Lejos de nosotros tales confusiones. Si hablamos de lo desconocido no es por prestarnos a la estafa, sino porque se nos ha vuelto evidente que no nos basta con lo escrito, que más bien su saber nos indica que algo falta, sus aciertos aluden a las fallas, la luz —la luz de veras— testifica que al otro lado está la noche.



Por supuesto que ese descubrimiento que nos comunica un poema determinado no necesariamente es una verdad inconfutable: es la visión de un individuo: puede ser un yerro, ni siquiera un aserto sino apenas una duda, incluso un desvarío: tales son las muestras de lo humano en el arte, pues si bien —y, ahí sí, necesariamente— el arte es una aspiración de la Forma, ese simulacro de lo Perfecto puede señalar la caída, el crimen o el puro menoscabo que es un hombre, lo vano de sus esfuerzos, la inanidad. O, dicho con dos palabras trilladas pero inevitables a las que la poesía toca: la vida, la muerte.



Acostumbrados a vivir —como los animales—, el arte nos recuerda que no es cierto, que no son así las cosas, que el futuro es claro: memento mori. ¿Qué hago frente a eso? Habría que vivir primero, luego filosofar, como reza el latinajo; habría entonces que pensar con Michel de Montaigne, ya llegada la edad, que la filosofía sirve para aprender a morir, como también han pensado los estoicos. Eso es: asumir la verdad, mientras la contemplación de la urna griega nos incita a poner en el papel: “Cuando esta generación por la edad senil ya esté arrasada, / Tú permanecerás, en medio de aflicciones / Distintas de las nuestras”.


[Tiziano: Venus de Urbino]

Sobre la crítica. Si bien, como hemos apuntado antes, la mejor crítica de un poema es otro poema, no con ello se elimina la importancia de los estudios literarios. Pues se ha dicho que es la mejor, pero no la única. Dicha exigencia no puede pretender —sería un suicidio— que sean inútiles los esclarecimientos que los críticos comparten. No es menor la importancia de las interpretaciones: suscitan la discusión y, mientras no se olviden del texto que las ocupa, facilitan el abordaje de otros lectores. Leer, contra lo que suele parecerles a los extrañados, no es aislarse sino un modo de dialogar, de escuchar con los ojos, como decía Quevedo. Por tanto, si el que escucha tiene algo que decir, pues lo dice —incluso por escrito.
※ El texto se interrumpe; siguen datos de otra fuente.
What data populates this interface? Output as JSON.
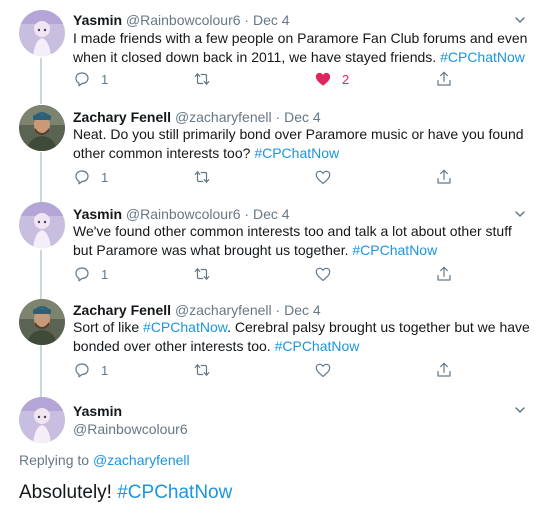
{
  "tweets": [
    {
      "name": "Yasmin",
      "handle": "@Rainbowcolour6",
      "sep": " · ",
      "date": "Dec 4",
      "text": "I made friends with a few people on Paramore Fan Club forums and even when it closed down back in 2011, we have stayed friends. ",
      "hashtag": "#CPChatNow",
      "reply_count": "1",
      "like_count": "2"
    },
    {
      "name": "Zachary Fenell",
      "handle": "@zacharyfenell",
      "sep": " · ",
      "date": "Dec 4",
      "text": "Neat. Do you still primarily bond over Paramore music or have you found other common interests too? ",
      "hashtag": "#CPChatNow",
      "reply_count": "1"
    },
    {
      "name": "Yasmin",
      "handle": "@Rainbowcolour6",
      "sep": " · ",
      "date": "Dec 4",
      "text": "We've found other common interests too and talk a lot about other stuff but Paramore was what brought us together. ",
      "hashtag": "#CPChatNow",
      "reply_count": "1"
    },
    {
      "name": "Zachary Fenell",
      "handle": "@zacharyfenell",
      "sep": " · ",
      "date": "Dec 4",
      "text_a": "Sort of like ",
      "hashtag_a": "#CPChatNow",
      "text_b": ". Cerebral palsy brought us together but we have bonded over other interests too. ",
      "hashtag_b": "#CPChatNow",
      "reply_count": "1"
    }
  ],
  "focused": {
    "name": "Yasmin",
    "handle": "@Rainbowcolour6",
    "replying_label": "Replying to ",
    "replying_handle": "@zacharyfenell",
    "text": "Absolutely! ",
    "hashtag": "#CPChatNow"
  },
  "icons": {
    "reply": "reply-icon",
    "retweet": "retweet-icon",
    "like": "heart-icon",
    "share": "share-icon",
    "more": "chevron-down-icon"
  },
  "colors": {
    "link": "#1b95e0",
    "like": "#e0245e",
    "secondary": "#657786"
  }
}
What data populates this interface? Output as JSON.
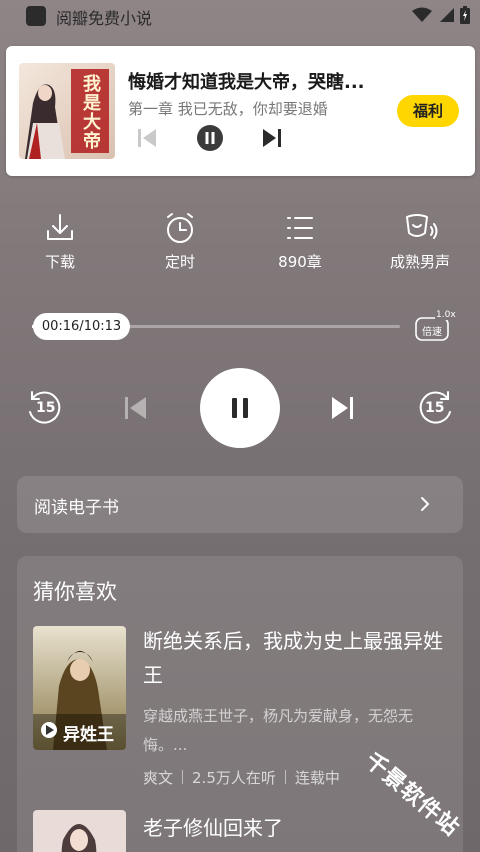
{
  "status": {
    "app_title": "阅瓣免费小说"
  },
  "mini_player": {
    "title": "悔婚才知道我是大帝，哭瞎...",
    "chapter": "第一章 我已无敌，你却要退婚",
    "welfare_button": "福利",
    "cover_text": "我是大帝"
  },
  "features": [
    {
      "label": "下载",
      "icon": "download-icon"
    },
    {
      "label": "定时",
      "icon": "timer-icon"
    },
    {
      "label": "890章",
      "icon": "chapter-list-icon"
    },
    {
      "label": "成熟男声",
      "icon": "voice-icon"
    }
  ],
  "progress": {
    "time": "00:16/10:13",
    "fraction": 0.026,
    "speed_value": "1.0x",
    "speed_label": "倍速"
  },
  "controls": {
    "rewind_label": "15",
    "forward_label": "15"
  },
  "ebook": {
    "label": "阅读电子书"
  },
  "recommend": {
    "heading": "猜你喜欢",
    "books": [
      {
        "title": "断绝关系后，我成为史上最强异姓王",
        "desc": "穿越成燕王世子，杨凡为爱献身，无怨无悔。...",
        "narrator": "爽文",
        "listeners": "2.5万人在听",
        "state": "连载中",
        "cover_text": "异姓王"
      },
      {
        "title": "老子修仙回来了"
      }
    ]
  },
  "watermark": "千景软件站",
  "colors": {
    "accent": "#ffd600",
    "background": "#81787a"
  }
}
También por eso la escritura —el acto, la ejecución— es un dominio de la libertad: en el comentario puede uno disentir, aportar otro modo de ver, o comunicar un asombro, esa admiración por la que el poema nos lleva a la palabra o nos cierra la boca. No se trata de una obediencia ciega: la poesía no se hace de dogmas; respira y crece mejor en las tierras de la heterodoxia.


Usemos la comparación que hizo Todorov al referirse a la función del crítico, que debe ser fiel al texto pero también ser capaz de contradecirlo: “Es un poco como sucede en las relaciones personales: la ilusión de la fusión es dulce, pero es una ilusión y su fin es amargo; reconocer al otro como diferente permite amarlo mejor.”